Backup can be carried out automatically using suitable software. Some software will compress files as they back them up. While this requires less disk space it makes it more complicated to retrieve files. I choose to use Backup to create an exact copy of what is on my primary image drive. 

I would recommend using Solid State Drives (SSD) as these are considerably faster than ordinary Hard Drives. Inevitably, they’re also more expensive!

Typical Backup Setup

Transferring Image Files

There are 4 ways (at least) to transfer your image files from your camera to your computer:

  • Using your computer’s card slot(s): this assumes your computer has this capability. It is the simplest and best option.
  • Using a USB card reader: your camera’s card(s) go into the card reader which, in turn is connected to your PC. A good option.
  • Connecting via bluetooth: It works but it’s slow and not great for batteries.
  • Connecting your camera directly to your computer: I wouldn’t recommend this except in an emergency. It will chew your camera’s batteries and the connector can be a tad fragile on some cameras.
If you are using Lightroom you can import directly from card to your desired location in your Lightroom catalogue.

If you use Adobe Bridge and Camera RAW just import directly to the desired location in your filing system.

Raw Processing

This stage is where you ‘develop’ your digital negative using a raw file editor (LR/ACR). You will be able to adjust a wide range of settings such as exposure, contrast, colour and much more. A variety of masks is available, allowing you to edit different areas of your image. Any settings you change are recorded in a separate ‘sidecar’ file, a process which is automatic and usually hidden from the user.

I choose to use the minimal amount of processing in ACR. Any changes made are hard-wired into the file and this reduces flexibility in Photoshop. It is possible to create a ‘smart object’ when you open a file in PS. This allows you to return to ACR at any future point and change the current settings. This is helpful but only up to a point as your Photoshop edits will all change if you change the original layer. This is not always a good thing!

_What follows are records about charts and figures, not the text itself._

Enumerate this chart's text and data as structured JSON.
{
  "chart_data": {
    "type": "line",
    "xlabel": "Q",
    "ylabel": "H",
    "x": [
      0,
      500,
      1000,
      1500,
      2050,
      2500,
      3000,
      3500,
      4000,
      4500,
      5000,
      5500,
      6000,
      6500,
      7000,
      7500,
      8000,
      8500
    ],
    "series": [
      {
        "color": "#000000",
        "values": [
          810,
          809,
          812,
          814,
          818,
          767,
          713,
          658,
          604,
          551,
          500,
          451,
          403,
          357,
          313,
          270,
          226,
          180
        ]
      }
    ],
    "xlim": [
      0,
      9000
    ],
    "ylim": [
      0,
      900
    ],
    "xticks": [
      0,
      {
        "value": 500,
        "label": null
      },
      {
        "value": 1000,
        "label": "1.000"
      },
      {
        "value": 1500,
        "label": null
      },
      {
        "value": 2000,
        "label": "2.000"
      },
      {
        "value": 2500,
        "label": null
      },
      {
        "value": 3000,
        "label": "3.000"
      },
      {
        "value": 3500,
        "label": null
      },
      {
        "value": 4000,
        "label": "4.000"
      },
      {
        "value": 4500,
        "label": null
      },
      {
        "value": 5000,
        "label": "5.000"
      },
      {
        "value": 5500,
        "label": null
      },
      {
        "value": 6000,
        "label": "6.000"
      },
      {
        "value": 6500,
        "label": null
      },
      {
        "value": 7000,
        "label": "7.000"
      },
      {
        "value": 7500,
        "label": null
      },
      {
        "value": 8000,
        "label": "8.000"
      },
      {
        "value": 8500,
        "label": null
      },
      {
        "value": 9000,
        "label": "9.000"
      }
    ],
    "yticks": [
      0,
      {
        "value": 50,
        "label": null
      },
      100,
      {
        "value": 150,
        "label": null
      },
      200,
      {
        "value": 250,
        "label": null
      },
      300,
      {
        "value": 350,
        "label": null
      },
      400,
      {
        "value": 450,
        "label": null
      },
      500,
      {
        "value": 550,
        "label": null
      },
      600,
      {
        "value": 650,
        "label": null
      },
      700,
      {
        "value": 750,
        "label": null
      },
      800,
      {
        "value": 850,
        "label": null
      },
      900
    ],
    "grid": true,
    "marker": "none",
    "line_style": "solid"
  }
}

At this stage you can opt to export/save a jpg or you can take your image into Photoshop for further processing.

Post-Processing

This is the stage where you edit your image in Photoshop. PS is extremely powerful but is also very complex and it takes time to master, if indeed anyone ever does! It has many capabilities which are not available with a raw editor.

For example:

  • Photoshop can use multiple layers. This allows the use of blending modes, the use of text, the introduction of content from other images (eg sky replacement) and much more.
  • it can create a wide range of selections and masks, allowing the user to work with very precise areas of images.
  • it offers a range of filters which can transform images beyond recognition.

Export / Save

Files can be exported from Adobe Bridge, Lightroom, Adobe Camera Raw and Photoshop. Export dialogues usually offer a range of parameters such as image size, naming and colour space. Photoshop also has a Save function which is a much simpler process.

In both cases, you will be able to select the filetype. Your choice will depend on a number of factors

  • psd/tif: if you are working in Photoshop, saving as a psd or tif will keep the entire structure of your image at the point you saved. There will be no loss of quality. Choose either if you intend to carry out further edits. Unlike psd files which will only work with Photoshop, tif files have the advantage of being compatible with a wide range of software. On the other hand, I have noticed that tifs are often bigger files and slower to load than psds. I use psd.
  • jpg: This will produce an image which is intended to be a finished result. It can be widely used across devices and platforms. It is the standard for digital imagery and printing. It is, however a compressed format and is not ideal for processing.
  • png: this allows transparency which can be particularly useful for composite images and website design. It is a lossless format but it will not preserve Photoshop layers.